In the thirteenth century, a group of religious extremists based in the town of Albi and known as the Albigensians inspired Pope Innocent III to launch a series of crusades to cleanse the region of “heretics.” Asked how to recognize a heretic from a true believer, one crusader, according to legend, said, “Kill them all. God knows his own.” The chaos that ensued from this approach is known as the Albigensian Wars. In 1229, Louis IX, the fifteen-year-old king of France, concluded a treaty to end the French campaign against the Albigensians, in which the Rhône estuary was ceded to the French Crown.
This gave France its Mediterranean coast, and in 1246 Louis established the first French Mediterranean port, a walled city named Aigues-Mortes, which means “dead waters.” These dead waters lay beyond the massive ramparts that enveloped the city, in a vast expanse of salt evaporation ponds built out into the Mediterranean. Louis wanted salt revenue to finance his dream of leading a Crusade to the Middle East, which he did two years later. He captured an Egyptian port before being defeated and taken prisoner. For this he has been ever after known in French history as Saint Louis. When he finally returned to France in 1254, his saltworks, milky ponds where tall pink flamingos waded, were still producing salt and state revenue.
In 1290, the Crown bought nearby Peccais, site of the Roman works, and the two became the third largest producer of salt in the Mediterranean Sea, after Ibiza and Cyprus. This idea of Saint Louis, for Mediterranean saltworks to be controlled for royal revenue, would one day grow into what would be remembered as one of the greatest disasters of French royal administration.

T
HE MEDITERRANEAN SALTWORKS
shipped their product up the Rhône as far as Lyon. The salt was also carried on land routes over the mountains of Provence to nearer destinations such as Roquefort-sur-Soulzon.
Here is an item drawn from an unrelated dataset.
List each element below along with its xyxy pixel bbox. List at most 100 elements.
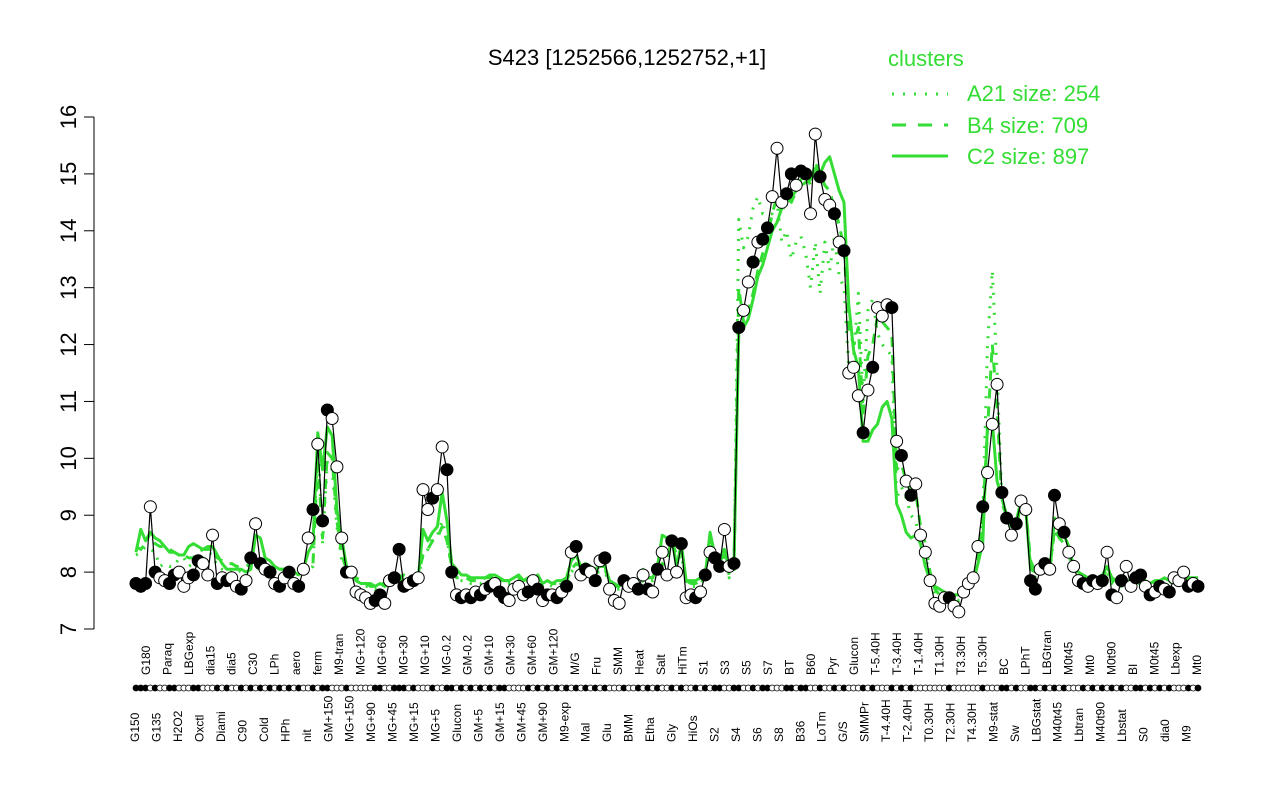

It is the presence of salt throughout France, along with either cows, goats, or sheep, that has made it the notoriously ungovernable land of 265 kinds of cheese. French cheese makers were trying to be neither difficult nor original. They were all trying to preserve milk in salt so they could have a way of keeping it as a food supply. But with different traditions and climates, the salted curds came out 265 different ways. At one time there were probably far more variations than that.
The cheese made in the Aveyron, a mountainous area of dramatic rock outcropping and thin topsoil, is as old as its famous salt source. Pliny praised a cheese from these mountains above the Mediterranean coast that was probably a forerunner of the now famous Roquefort. According to a widely believed, though not well-documented, legend, Charlemagne passed through the area after his disastrous Spanish campaign of 778. The monks of the nearby monastery of St.-Gall served the emperor Roquefort cheese, and he immediately busied himself cutting out the moldy blue parts, which he found disgusting. The monks convinced him that the blue was the best part of the cheese—an effort for which they were rewarded with the costly task of providing him with two wheels of Roquefort a year until his death in 814.